For many of us, an automobile isn’t just something that’s nice to have: it’s a necessity. You need to be able to get around to buy groceries, do chores, and get to work. Having a reliable automobile at your disposal is just a basic need of modern life.
Unfortunately, automobiles are often quite expensive. Even if you’re buying a used car, getting the funds together you need to pay for the vehicle can feel quite overwhelming. Figuring out how to pay for a car can be as hard or even harder than finding the right car, to begin with.
For a long time, I was firmly against taking out a car loan to purchase an automobile. I was always a fan of paying cash, and Mrs. Money and I have paid cash for all our cars to date. However, I’ve come to accept that a car loan might not be the worst thing in the world. Interest rates are often low, you can sometimes get a better deal, and you can use the money elsewhere (i.e. investments or paying down higher interest debt). So, with that in mind, let’s explore a few checklist items for
Before you look outward, look inward. This is an important life philosophy, and it’s just as true in automobile shopping as it is anywhere else. Before you can start working out finance deals, it’s important to get your own financial situation in order.
Primarily, that means making sure your credit score is as strong as possible. When making a deal to finance an automobile, your credit score will come under scrutiny. If it is less than stellar or downright poor, you’re likely to get a much harsher deal than you would otherwise. You could also be downright rejected altogether.
If your credit score is bad, it’s well worth taking the time and effort to get it up before you go out and try to purchase an automobile. Yes, it can be frustrating and even time-consuming to get that score up, and you’ll need to lean on a lot of positive spending habits.
But if you don’t need your new automobile right-this-second, you can save yourself a lot of money by waiting until your score is up to pursue financing options.
It’s easy to get lost in the flashy process of buying a new car for yourself.
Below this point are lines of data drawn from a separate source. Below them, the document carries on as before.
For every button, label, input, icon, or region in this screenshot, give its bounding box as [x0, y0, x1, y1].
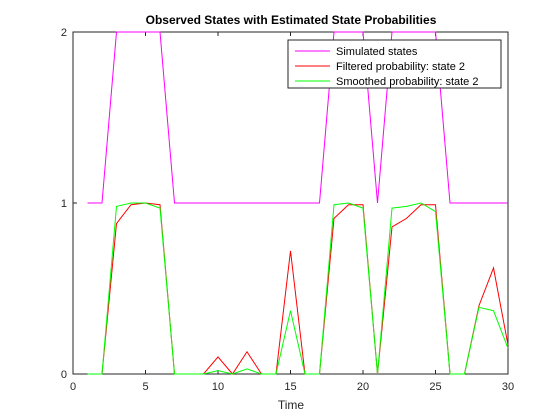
legend-label-3: Smoothed probability: state 2 [336, 76, 478, 88]
legend: Simulated states Filtered probability: st… [287, 39, 502, 89]
x-tick-label: 10 [212, 381, 224, 393]
chart-title: Observed States with Estimated State Pro… [146, 13, 437, 27]
legend-box [287, 39, 502, 89]
x-tick-label: 0 [70, 381, 76, 393]
series-line-3 [87, 202, 509, 375]
x-tick-label: 15 [284, 381, 296, 393]
x-tick-label: 20 [357, 381, 369, 393]
y-tick-label: 1 [61, 198, 67, 210]
x-tick-label: 25 [429, 381, 441, 393]
legend-label-2: Filtered probability: state 2 [336, 61, 465, 73]
x-axis-label: Time [278, 398, 305, 412]
legend-label-1: Simulated states [336, 46, 418, 58]
series-line-2 [87, 202, 509, 375]
x-tick-label: 5 [142, 381, 148, 393]
y-tick-label: 2 [61, 27, 67, 39]
x-tick-label: 30 [502, 381, 514, 393]
y-tick-label: 0 [61, 369, 67, 381]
Something might catch your eye, numbers get thrown around that seem like one thing but mean another, and so forth.
You need to have a very strong hold on what you feel like you can and can’t afford or you can end up in a bad situation. Take an honest look at your personal finances. How much can you personally afford in terms of a down payment?
The more money you can put down upfront the better terms you’ll probably receive for the rest of your deal. Putting a very small or no down payment will probably saddle you with interest rates through the roof.
The best practice is to put something close to 20% of the car down as a down payment. No lower. You can use this percentage plus what you think you can currently afford to spend to help give you a broader sense of your true car budget.
If you’re short on the funds you need, you can always turn to somewhere like the Murdoch Finance Company to help get the money you need.
With a budget in hand, you’re much more prepared to go out and find the car of your dreams. The easiest thing to do is likely to head straight to the car lot and ask about their financing plans.
But if you really want the opportunity to save money, you might want to hold off on that line of action. Because of the convenience, most car dealerships don’t offer terms that are as advantageous as other financial institutions might.
Because of this, it can be well worth your time to look around and see if there are any other options that can help to finance your car. There are a lot of other places, online and in-person, where you can shop around for auto loans. Your local bank, a credit union, or even your credit card company may offer lower rates for a car loan.
Finding somewhere with a killer rate might be just a few clicks away. Rate shopping won’t hurt your credit score either, so there’s no harm in looking around and trying to find something good as long as you have the time. You’ll get approved and get cash in hand to walk up to the dealer – making it fast and easy!
No matter what lender you go with, they will likely give you a number of options when it comes to your financing plans. Lower terms often get you a better interest rate, and you’ll likely notice this trend as you look through the plans presented to you.
Shorter-term loans also mean higher payments per month, of course. Still, if you have the funds to be able to manage these payments, going with a shorter-term loan can certainly save you money in the long run. Interest rates can add up to large totals over longer periods of time. Unless you have to go this route, it isn’t recommended.
Shorter-term finance plans also mean less time until the car you’re driving is officially yours to keep! That’s a goal with working towards fast as long as you have the means available to you.
When it comes to learning how to pay for a car, there’s a lot of different routes you can take. The above information should help you determine how to finance your next car purchase in the smartest way possible.